| A.J. Collins |
Romance
Jacaranda trees bloom a color that suggests to me
delight. There’s not a bee near them: no patience
to schedule-in these flowers, necessities pursued
instinctually with eyes drawn to ultraviolet
variegations of hue. Bees go after accessibility and ripeness, orbiting
all over my neighbor’s jasmine vines trained into a topiary
dolphin down in the backyard shade. A living form
of labor and data-processing, the bees
aren’t tuned-in to my desires: they don’t feel
me wishing I heard the thwack of high palms, the Santa Anas’
heat humming through the window screen, instead of Wal-mart’s
intercom broadcast to all available loading dock associates.
I get some satisfaction from that voice—
an intimation about jobs and their resisters.
I’ve filled my bathtub with water, measured
perfectly too-hot.
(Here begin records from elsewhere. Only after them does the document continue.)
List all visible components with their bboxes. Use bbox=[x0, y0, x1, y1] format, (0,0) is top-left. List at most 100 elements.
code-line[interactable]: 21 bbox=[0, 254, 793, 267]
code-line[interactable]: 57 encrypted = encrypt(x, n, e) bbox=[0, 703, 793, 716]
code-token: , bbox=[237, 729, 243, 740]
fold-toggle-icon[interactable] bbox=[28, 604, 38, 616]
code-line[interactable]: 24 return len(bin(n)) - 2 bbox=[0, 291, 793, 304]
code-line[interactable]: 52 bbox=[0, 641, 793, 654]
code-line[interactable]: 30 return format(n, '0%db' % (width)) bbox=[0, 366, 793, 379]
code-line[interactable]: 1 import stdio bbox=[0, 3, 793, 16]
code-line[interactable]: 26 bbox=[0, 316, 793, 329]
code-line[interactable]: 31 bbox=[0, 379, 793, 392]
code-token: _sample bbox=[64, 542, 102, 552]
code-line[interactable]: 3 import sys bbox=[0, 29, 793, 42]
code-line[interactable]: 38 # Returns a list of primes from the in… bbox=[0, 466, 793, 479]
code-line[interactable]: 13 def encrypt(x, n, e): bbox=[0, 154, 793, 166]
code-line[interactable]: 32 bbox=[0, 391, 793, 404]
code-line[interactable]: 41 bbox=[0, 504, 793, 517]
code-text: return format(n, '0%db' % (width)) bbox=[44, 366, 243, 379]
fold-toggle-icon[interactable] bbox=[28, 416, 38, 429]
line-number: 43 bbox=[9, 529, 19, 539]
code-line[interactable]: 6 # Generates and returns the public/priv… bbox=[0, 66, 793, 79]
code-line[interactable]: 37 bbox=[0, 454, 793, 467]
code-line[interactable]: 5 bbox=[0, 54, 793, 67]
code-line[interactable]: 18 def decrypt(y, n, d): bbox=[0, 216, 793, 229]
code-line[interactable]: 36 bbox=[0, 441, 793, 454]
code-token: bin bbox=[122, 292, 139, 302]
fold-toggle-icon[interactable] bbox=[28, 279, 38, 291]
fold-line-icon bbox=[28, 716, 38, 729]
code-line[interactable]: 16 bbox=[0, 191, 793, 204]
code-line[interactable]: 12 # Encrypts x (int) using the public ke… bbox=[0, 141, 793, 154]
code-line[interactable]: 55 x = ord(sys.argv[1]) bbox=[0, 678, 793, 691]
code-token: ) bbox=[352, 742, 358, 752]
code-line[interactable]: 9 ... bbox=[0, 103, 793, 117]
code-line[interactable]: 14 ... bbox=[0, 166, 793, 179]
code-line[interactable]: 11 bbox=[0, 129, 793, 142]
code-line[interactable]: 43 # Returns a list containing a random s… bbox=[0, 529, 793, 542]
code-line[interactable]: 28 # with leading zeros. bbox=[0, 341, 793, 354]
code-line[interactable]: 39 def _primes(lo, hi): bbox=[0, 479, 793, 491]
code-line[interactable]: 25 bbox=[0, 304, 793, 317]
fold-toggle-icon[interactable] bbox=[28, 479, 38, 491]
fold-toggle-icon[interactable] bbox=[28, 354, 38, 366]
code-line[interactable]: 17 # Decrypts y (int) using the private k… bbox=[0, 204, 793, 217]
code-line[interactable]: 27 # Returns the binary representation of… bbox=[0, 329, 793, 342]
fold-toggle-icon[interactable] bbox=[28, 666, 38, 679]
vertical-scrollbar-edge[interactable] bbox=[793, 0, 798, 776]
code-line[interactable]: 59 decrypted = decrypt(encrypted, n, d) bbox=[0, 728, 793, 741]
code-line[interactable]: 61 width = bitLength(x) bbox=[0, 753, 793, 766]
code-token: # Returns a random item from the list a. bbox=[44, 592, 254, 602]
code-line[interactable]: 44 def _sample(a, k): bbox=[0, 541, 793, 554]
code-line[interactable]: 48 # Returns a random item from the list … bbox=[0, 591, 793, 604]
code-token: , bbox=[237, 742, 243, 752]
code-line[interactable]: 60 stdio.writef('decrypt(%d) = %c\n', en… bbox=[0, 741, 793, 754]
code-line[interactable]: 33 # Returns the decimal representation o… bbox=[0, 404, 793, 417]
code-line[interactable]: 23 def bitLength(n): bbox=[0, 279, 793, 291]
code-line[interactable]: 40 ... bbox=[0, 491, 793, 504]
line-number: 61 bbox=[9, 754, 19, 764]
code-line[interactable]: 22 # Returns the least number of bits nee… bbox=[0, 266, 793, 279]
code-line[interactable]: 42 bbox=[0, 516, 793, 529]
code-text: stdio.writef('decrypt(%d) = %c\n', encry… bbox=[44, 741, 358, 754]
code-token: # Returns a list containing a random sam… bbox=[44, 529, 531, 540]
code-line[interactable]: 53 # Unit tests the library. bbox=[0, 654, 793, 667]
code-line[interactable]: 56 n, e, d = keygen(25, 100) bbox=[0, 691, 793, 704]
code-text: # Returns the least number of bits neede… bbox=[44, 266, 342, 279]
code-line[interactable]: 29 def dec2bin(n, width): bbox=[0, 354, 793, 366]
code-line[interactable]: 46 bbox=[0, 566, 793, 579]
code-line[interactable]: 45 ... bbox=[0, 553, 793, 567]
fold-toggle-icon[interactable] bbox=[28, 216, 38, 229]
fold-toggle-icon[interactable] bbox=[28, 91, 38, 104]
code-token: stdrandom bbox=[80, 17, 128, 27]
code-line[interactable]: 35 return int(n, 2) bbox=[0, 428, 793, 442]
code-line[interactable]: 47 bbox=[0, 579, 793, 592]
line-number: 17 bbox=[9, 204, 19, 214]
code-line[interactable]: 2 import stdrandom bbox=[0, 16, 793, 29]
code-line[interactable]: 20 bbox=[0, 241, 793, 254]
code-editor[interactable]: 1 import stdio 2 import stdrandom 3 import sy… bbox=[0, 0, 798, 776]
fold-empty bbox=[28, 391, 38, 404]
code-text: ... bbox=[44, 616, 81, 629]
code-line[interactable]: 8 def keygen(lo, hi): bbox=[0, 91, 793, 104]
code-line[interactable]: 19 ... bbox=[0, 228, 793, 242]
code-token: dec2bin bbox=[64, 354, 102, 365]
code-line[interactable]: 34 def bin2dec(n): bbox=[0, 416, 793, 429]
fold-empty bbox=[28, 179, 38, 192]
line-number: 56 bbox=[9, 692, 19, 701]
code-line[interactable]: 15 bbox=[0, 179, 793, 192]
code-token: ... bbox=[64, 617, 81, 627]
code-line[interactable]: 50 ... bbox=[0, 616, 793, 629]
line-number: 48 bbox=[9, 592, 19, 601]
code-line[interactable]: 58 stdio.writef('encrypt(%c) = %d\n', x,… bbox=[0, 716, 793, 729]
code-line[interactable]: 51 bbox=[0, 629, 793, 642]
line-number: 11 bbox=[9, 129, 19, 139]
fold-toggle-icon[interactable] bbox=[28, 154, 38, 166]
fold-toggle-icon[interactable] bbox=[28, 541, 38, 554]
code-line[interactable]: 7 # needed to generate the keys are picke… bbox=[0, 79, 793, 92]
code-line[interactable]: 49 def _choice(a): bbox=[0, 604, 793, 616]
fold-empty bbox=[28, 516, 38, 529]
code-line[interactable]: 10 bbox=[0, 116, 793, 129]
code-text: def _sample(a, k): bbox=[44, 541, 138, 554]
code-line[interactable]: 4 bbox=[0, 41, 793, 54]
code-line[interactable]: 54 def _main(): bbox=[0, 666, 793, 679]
I’m able to get in or not get in.
What I assume will be a pleasure I remember splashing off
the cold porcelain, the hollow slosh as it accumulated
with its sound almost as real. Done working today,
I can’t allow too much ease to clutter the difference
between privacy and loneliness. There is always comfort
elsewhere: I do not want to rely on this. Molecules swarm
off the water’s surface, scatter and condense, steam
settling on the mirror where your name comes back.